Through the final 15 years of the 20th century, agriculture’s annual productivity grew an extraordinary 5.6% per annum. But productivity has slowed drastically since – and that slowdown is severely undermining today’s ambitions for higher growth in export earnings, and for faster progress on environmental and social sustainability across New Zealand.

Digital technologies and a broad-based transition to “smart farming” are now widely recognised as imperative for agriculture to regain its productivity growth mojo, and remain a critical driver of national prosperity and sustainability.

New digital technologies are important in every sector of our economy – and surely, that’s even more the case in the internationally-competitive sector which is New Zealand’s biggest export earner.

Connected systems

The smart farming/agri-tech wave is one of connected digital systems – sensors, robotics, RFID for livestock biometrics, artificial intelligence and much more – that enable farmers to automate and deliver precision in every aspect of production and of land management beyond today’s capabilities. It all means continuous data collection, analysis being embedded in every farm decision and practice, and information sharing throughout the farm-to-consumer market value chain.

There are huge roles here for GS1 technologies and standards that enable unique identification of places, animals, equipment and everything else on-farm and in supply chains from farm to market, along with great efficiency and convenience in data capture, analysis and sharing.

Interoperable

As agriculture’s transition broadens and deepens, having the right digital tools available and deployed will be essential. The more interoperable and multi-purpose technologies are, the more productive they can be at least cost. GS1 technologies and standards are global and designed to work across every platform.
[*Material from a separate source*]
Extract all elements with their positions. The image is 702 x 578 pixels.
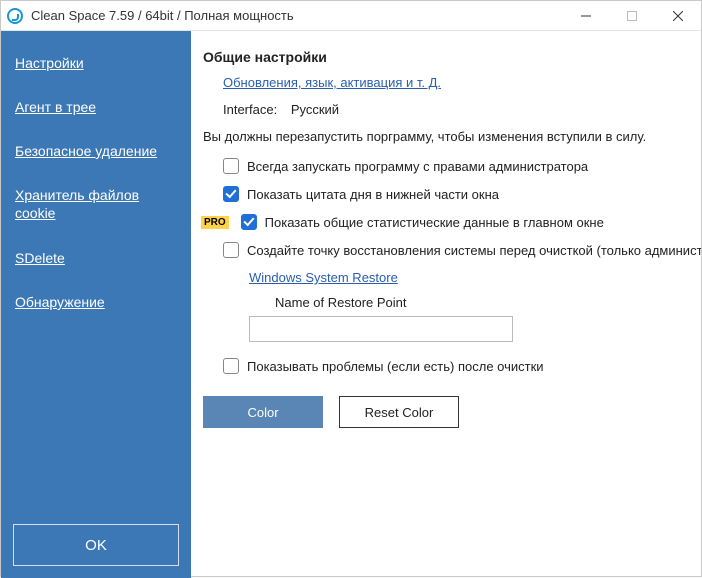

Farmer surveys by the Agritech NZ industry group show understandable hesitancy among many: They favour tried and trusted tools, struggle with new technology costs and need transitional support. Digital technologies aren’t valuable in the hands of farmers unless they lead to better practices and outcomes.  GS1 has 50 years’ experience in practical support for business operators in many sectors with technology solutions that are absolutely fit for purpose, easily usable and deliver tangible results.

As New Zealand agriculture goes further into the huge technology-based transition now needed, GS1 offers key building blocks for success – technologies and standards that will be foundational to farming productivity growth, to supply chain efficiency, to product traceability, to brand building and much more.  GS1 is also much more than a great buzz word!